In last years Review we welcomed the new liberal approach of the Court of Appeal and highlighted the comments of Longmore LJ in the Fiona Trust case. The Judge said that a new approach needed to be taken by the English courts when considering questions relating to the jurisdiction of arbitration clauses in international commercial contracts. Longmore LJ indicated that:
“It seems to us any jurisdiction or arbitration clause in an international commercial contract should be liberally construed.”
The case, albeit with a new name, Premium NAFTA Products Ltd & Ors v Fili Shipping Co. Ltd & Ors1 has now reached the House of Lords, who unanimously approved Longmore LJ’s comments. The key issue related to the lengthy dispute resolution clause, which referred first to disputes “arising under” the contract, and later to disputes which have “arisen out of” the contract. The Court of Appeal was asked to consider lengthy arguments about whether or not there was any difference in meaning between the two. Should “out of” have a wider meaning than “under”, and if so, given the wording of this particular clause, which of the two should prevail? After reviewing the authorities, the Court of Appeal said that the time had come to take a fresh approach. The English Courts should not spend time considering the fine distinctions and minutiae of the wording of arbitration clauses.

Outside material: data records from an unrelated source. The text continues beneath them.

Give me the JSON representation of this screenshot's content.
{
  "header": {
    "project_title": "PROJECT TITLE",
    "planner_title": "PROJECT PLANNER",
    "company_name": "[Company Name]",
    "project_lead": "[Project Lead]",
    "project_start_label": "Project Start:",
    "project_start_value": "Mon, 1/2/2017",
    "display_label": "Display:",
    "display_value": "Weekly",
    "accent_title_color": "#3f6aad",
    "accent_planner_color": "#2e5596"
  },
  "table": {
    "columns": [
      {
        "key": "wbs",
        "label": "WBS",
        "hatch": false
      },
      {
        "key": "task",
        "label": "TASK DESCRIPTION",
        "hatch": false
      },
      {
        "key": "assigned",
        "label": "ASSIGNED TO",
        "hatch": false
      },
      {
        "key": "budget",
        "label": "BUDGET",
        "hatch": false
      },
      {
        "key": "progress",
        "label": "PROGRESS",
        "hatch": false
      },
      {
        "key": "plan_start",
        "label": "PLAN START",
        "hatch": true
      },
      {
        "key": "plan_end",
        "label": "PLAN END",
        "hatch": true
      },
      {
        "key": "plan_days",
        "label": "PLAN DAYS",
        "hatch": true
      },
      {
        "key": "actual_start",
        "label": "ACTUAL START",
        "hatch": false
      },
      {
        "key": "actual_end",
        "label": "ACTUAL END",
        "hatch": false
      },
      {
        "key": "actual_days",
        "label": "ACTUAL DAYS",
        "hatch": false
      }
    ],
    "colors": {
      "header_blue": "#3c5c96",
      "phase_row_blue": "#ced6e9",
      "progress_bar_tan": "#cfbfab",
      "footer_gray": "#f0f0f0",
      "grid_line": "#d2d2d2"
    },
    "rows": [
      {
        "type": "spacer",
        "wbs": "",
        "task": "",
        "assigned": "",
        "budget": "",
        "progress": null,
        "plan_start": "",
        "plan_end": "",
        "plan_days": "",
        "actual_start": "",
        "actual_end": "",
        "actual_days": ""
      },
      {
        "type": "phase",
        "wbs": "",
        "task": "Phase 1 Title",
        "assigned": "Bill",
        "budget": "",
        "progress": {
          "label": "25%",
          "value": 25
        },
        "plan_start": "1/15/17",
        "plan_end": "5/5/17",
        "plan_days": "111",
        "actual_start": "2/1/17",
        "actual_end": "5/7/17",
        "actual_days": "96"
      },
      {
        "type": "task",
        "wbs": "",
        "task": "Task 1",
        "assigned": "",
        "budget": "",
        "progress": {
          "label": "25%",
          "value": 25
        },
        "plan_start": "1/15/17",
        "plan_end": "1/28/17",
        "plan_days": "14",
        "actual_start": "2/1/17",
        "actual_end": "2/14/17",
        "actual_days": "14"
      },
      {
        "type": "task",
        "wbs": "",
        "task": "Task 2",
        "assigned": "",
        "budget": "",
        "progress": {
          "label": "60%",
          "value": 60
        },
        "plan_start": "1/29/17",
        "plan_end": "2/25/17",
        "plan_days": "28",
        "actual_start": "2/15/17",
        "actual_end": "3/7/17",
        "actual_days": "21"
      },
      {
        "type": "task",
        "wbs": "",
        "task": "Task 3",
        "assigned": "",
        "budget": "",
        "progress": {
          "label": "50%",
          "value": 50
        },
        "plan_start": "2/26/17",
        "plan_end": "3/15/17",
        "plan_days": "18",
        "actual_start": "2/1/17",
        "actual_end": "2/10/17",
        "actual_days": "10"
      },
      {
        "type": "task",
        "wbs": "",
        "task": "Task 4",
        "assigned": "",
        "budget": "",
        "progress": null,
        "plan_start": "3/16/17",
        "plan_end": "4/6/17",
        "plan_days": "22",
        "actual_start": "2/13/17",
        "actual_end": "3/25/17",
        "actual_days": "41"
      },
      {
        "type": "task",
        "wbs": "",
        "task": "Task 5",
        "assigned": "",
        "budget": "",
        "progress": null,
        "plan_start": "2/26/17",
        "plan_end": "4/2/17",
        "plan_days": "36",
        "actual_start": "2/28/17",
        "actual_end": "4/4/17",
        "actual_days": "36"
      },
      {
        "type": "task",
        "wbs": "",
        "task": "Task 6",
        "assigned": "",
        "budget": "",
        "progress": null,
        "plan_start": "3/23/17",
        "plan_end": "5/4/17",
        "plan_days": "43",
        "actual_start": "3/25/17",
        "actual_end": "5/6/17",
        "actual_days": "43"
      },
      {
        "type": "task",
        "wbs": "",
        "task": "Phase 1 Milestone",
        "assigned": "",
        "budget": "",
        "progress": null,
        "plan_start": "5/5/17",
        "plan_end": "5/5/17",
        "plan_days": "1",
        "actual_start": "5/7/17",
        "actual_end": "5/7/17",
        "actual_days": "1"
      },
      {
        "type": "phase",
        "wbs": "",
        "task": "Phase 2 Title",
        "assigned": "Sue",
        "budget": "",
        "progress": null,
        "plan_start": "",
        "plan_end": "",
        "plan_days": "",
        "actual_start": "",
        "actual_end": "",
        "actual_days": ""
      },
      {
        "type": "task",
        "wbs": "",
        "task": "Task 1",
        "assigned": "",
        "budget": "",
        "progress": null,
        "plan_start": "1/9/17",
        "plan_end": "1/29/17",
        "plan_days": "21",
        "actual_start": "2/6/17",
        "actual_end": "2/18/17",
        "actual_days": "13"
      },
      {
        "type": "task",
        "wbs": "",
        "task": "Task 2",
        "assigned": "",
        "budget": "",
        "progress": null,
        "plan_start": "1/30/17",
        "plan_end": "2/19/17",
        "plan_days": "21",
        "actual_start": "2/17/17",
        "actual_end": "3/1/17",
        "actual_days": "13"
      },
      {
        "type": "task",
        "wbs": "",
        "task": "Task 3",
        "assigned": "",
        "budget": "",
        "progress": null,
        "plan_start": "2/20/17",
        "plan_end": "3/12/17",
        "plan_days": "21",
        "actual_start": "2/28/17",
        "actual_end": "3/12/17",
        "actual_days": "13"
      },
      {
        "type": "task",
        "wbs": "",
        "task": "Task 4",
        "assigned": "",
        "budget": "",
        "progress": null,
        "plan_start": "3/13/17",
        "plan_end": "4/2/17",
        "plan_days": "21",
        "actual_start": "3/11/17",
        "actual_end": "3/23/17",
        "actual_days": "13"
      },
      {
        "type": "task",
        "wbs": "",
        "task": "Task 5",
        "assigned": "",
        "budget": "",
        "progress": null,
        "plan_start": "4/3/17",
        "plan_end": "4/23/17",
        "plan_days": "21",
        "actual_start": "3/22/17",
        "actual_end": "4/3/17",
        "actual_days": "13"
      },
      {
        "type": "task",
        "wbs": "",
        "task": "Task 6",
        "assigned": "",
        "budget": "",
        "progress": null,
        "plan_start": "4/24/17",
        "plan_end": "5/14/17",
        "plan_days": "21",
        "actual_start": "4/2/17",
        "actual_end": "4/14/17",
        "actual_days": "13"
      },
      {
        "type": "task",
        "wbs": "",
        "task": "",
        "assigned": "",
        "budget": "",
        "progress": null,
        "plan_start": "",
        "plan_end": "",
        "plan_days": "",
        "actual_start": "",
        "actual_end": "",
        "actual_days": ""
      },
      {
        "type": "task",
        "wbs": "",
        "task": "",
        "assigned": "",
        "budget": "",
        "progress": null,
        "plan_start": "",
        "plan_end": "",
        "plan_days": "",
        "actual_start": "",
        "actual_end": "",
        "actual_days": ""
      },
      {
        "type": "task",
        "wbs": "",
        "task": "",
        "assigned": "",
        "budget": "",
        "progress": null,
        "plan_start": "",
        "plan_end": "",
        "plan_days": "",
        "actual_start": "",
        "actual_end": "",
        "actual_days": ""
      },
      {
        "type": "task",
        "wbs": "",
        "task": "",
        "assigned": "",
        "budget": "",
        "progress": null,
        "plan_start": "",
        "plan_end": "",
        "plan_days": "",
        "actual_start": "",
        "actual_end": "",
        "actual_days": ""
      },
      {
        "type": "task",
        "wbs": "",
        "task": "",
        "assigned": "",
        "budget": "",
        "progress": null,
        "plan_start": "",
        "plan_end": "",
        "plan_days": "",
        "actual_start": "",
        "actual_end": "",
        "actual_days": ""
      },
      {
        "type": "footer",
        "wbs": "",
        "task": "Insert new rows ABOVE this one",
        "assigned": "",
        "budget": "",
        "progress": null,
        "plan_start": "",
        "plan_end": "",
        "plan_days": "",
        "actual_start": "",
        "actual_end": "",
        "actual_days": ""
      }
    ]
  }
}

If a businessman wanted to exclude disputes about the validity of the contract it would be comparatively simple to say so. The House of Lords agreed. In particular Lord Hope of Craighead, having expressly noted that the arbitration clause here was taken from a standard form, said this:
“The proposition that any jurisdiction or arbitration clause in an international commercial contract should be liberally construed promotes legal certainty. It serves to underline the golden rule that if the parties wish to have issues as to the validity of their contracts decided by one Tribunal and issues as to its meaning or performance decided by another, they must say so expressly. Otherwise they will be taken to have agreed on a single Tribunal for the resolution of all such disputes.”
Any dispute resolution clause should be construed in accordance with this presumption unless the language made it clear that certain questions were intended to be excluded from (in this case) the arbitrator’s jurisdiction. In the view of the Law Lords the attempt to draw out differences between the meanings of the words “arising under” and “arising out of” was inappropriate. The distinction was at best a “fussy” one. This is something which is not without interest to the construction industry given the wording of the HGCRA which says that “a party to a construction contract has the right to refer a dispute arising under the contract for adjudication”. The rationale behind this judgment was clearly expressed by Lord Hoffman who said this:
“In my opinion the construction of an arbitration clause should start from the assumption that the parties, as rational businessmen, are likely to have intended any dispute arising out of the relationship to which they have entered or purported to have entered to be decided by the same Tribunal.”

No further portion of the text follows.